Australia is considering setting a national minimum price for alcohol and hotels are already fighting back. The Australian Hotels Association (AHA) is asking the federal government to reject a minimum price on alcohol that is being considered by its new preventative health agency.
In an effort to improve the health of Australians, the Australian National Preventative Health Agency (ANPHA) is considering setting a starting price for alcohol sales in the country, but the AHA is against it.
"The introduction of a floor price would force up drink prices across the spectrum as brands reposition themselves and impact on the majority of moderate consumers rather than on problem drinkers," said AHA National CEO Des Crowe, as quoted by The Shout.
The AHA argues that the minimum price rule would affect those who drink responsibly the most as alcoholics are likely to continue their abuse of alcohol regardless of what the price is. They believe that it would cause a financial hardship for a majority of people, without curbing the alcohol intake of those who have a problem.

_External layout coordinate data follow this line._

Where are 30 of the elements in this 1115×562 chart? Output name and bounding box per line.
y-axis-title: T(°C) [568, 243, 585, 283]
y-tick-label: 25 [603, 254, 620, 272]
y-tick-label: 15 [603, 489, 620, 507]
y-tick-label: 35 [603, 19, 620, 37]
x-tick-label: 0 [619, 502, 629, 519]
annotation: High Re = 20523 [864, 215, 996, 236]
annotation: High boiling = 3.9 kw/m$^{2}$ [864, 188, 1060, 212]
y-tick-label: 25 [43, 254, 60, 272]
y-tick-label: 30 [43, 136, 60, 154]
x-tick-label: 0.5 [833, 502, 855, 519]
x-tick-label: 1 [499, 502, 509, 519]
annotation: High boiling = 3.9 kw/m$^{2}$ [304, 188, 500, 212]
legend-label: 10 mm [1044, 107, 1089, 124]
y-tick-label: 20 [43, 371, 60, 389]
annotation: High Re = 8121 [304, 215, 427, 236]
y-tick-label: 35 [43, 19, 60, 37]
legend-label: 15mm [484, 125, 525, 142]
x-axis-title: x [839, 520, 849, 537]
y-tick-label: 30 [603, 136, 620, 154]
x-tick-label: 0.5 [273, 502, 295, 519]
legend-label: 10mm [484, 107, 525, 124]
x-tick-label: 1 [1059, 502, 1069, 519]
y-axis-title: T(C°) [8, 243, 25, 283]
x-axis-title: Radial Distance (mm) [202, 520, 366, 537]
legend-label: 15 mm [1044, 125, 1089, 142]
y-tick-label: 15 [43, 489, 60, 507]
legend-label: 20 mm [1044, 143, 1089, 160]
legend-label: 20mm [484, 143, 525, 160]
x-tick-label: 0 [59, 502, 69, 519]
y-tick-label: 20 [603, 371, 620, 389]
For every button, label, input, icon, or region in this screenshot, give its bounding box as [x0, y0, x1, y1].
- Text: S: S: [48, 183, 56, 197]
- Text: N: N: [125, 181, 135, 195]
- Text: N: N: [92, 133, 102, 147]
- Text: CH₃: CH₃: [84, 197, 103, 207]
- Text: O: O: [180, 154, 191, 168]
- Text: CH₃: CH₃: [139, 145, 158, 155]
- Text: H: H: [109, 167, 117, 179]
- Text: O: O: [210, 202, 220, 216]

"The AHA has provided its submission urging the Federal Government to first observe the impact and results of the recently-legislated Scottish 50-pence minimum standard drink price before considering options for adopting such a radical policy here in Australia," Crowe said, according to The Shout.
Scotland already created a minimum price for alcohol, however the Scotch Whisky Associations (SWA) is trying to fight those laws as well. The AHA wants the government to keep a watch on Scotland's law to see if it actually does help curb alcohol problems before they really consider putting the law into place for Australia.
The AHA agrees that certain small population with alcohol problems have access to cheap alcohol, but they argue that "there is no justification for a national response to a localised problem." The AHA suggests staging interventions for problem drinkers instead of imposing a national alcohol price that would affect everyone.
The Australian Liquor Stores Association's will also have an argument against the minimum alcohol price.
New Zealand is also considering a minimum-price policy as they believe it will lower the rate of alcohol abuse.